“Enough room for an ox to lay down.”
That’s the quote about how much room you need to practice. So why do we need to dress up in costumes, perform training rituals, and have clean, level, brightly lit spaces to practice in?
Humans are dumb.
We need to have some Pavlovian training to do anything in this life. Beginners need ritual, routine, safety, special clothes, and the right incense. Then we can become accustomed to a familiar place, scent, sound, etc. When we are trying to focus on our own training. Once you have been in the training hall a few months it becomes background to what is really going on in it. But only the real students realize this level. Most will like the cool swords and shiny trophies and pay their fees a year or ten and never learn anything. We have all met them in our training halls – the ones we wish would stop showing up.

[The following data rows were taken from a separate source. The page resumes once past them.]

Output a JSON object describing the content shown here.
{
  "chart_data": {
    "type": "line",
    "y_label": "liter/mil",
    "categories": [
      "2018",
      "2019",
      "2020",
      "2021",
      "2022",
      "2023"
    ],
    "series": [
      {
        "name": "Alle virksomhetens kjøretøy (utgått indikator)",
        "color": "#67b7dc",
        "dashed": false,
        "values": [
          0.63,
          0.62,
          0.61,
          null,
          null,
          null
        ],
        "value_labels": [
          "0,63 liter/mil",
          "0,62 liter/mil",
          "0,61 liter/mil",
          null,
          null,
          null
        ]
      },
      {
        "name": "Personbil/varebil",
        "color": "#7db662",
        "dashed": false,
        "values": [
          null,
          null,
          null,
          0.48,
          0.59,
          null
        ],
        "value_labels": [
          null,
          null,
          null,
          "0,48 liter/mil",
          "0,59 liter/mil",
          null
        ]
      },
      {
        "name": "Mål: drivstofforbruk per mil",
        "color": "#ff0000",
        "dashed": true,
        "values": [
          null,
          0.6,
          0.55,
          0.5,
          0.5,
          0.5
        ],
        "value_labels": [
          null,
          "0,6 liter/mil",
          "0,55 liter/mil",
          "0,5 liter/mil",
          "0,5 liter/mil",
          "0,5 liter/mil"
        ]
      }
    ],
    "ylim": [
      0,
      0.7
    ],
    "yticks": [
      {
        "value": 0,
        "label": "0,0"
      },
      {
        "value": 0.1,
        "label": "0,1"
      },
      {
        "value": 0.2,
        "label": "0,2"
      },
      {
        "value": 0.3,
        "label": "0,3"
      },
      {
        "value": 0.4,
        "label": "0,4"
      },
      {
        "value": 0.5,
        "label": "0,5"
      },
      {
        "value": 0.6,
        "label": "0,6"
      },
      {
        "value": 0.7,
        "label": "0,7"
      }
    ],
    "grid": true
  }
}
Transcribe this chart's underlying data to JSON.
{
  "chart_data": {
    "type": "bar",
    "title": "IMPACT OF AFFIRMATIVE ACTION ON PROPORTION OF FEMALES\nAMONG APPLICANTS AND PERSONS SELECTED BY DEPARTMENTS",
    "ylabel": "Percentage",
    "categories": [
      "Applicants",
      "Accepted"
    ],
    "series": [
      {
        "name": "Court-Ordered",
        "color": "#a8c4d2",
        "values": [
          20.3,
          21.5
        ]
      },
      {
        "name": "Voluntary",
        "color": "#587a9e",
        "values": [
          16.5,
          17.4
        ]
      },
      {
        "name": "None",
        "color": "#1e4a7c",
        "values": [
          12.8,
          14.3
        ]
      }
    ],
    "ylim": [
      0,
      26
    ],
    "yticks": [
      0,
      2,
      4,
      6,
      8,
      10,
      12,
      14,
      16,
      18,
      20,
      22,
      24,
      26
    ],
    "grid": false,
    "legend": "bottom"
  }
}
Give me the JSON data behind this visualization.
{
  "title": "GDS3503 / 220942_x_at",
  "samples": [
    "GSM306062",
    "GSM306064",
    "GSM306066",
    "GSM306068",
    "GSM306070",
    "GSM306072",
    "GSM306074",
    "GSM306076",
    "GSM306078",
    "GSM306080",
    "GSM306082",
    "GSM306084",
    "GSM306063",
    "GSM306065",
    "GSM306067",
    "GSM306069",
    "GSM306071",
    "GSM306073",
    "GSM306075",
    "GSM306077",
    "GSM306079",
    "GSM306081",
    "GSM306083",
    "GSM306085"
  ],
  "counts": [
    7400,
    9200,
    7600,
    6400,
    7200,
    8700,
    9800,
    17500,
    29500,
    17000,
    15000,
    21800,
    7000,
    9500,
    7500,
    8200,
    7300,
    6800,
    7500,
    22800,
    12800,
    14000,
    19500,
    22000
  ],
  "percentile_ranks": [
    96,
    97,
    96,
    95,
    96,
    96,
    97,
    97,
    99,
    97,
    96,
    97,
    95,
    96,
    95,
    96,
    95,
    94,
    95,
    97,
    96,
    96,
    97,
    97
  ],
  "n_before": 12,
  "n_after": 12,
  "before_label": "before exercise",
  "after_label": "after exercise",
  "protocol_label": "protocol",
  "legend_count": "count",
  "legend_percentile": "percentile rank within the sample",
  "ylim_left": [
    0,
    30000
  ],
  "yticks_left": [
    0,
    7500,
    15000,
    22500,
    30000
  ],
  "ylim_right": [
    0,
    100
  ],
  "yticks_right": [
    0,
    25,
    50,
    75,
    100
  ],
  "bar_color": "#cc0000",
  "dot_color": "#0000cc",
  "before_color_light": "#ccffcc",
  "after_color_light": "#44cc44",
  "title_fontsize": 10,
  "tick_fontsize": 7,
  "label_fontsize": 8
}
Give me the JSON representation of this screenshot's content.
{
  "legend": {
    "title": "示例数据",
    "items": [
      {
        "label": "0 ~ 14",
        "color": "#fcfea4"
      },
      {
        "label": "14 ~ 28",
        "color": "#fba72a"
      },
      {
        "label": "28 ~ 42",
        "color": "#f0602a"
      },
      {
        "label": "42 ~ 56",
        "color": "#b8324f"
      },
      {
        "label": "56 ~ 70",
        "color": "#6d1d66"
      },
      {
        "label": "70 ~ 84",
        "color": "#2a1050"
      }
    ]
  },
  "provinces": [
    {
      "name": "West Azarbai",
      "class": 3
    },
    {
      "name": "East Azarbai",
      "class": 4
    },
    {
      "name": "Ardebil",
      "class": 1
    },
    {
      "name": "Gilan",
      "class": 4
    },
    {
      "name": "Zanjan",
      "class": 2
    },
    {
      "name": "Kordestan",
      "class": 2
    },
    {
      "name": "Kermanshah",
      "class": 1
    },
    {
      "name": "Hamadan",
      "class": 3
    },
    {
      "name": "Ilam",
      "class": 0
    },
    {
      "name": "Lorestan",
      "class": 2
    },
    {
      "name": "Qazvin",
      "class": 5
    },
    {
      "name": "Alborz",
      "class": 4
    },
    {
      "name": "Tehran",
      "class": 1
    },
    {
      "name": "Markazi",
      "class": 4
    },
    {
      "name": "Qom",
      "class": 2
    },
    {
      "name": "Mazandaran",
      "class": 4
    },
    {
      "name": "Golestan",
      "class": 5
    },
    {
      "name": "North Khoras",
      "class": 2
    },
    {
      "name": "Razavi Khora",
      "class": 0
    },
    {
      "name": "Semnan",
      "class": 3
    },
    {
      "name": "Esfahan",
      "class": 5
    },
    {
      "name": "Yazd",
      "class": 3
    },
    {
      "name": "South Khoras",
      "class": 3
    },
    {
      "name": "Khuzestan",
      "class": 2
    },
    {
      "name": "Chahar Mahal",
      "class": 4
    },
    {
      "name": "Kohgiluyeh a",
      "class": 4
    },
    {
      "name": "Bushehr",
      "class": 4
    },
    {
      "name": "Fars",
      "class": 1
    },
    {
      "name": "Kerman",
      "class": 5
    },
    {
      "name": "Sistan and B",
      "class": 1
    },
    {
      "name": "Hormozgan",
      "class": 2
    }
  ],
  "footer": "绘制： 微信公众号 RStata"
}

When it is time to move on to a more difficult level of work fear makes an appearance. To try new things may mean you are not what you consider ‘good’ at them. This means you judge yourself or have the madness that you think others will judge you on your unskilled first thousand tries. So instead we will do more of the same rather than leap into the lion’s mouth. Putting a toe in the water of training for twenty years off and on does not make you wet. Unless you’re into that kind of thing.
Try removing the fixtures of your comfort in training. Slowly, one by one adjusting to each in their own time. I started with less lighting, then small spaces, uneven ground, blindfolded, in the forest at night, near the little Creek on iron mountain. Every thing that is removing your training ‘space’ from the real world (nature) is protecting you from distraction and discomfort. Integrating your practice with the world around you – still balanced on uneven ground, doing standing training in the wind (you can’t be still, can you?), Moving your practice between trees but keeping to your form, or disassembling your “form” (choreography) to allow it to run through these obstacles. These things make a real difference in skills and understanding.
I know every real Master I have ever trained with or chatted with. Every one of them was dressed in their normal clothes, teaching at a park, or on their garage roof, or under the eves of a market with no shops. Seems like more than coincidence to me.
There are tons of crouching tigers and hidden dragons (the actual old saying for ‘hidden masters’). If you are willing to look for them. I mean it’s easy now y’all have the internets to do it.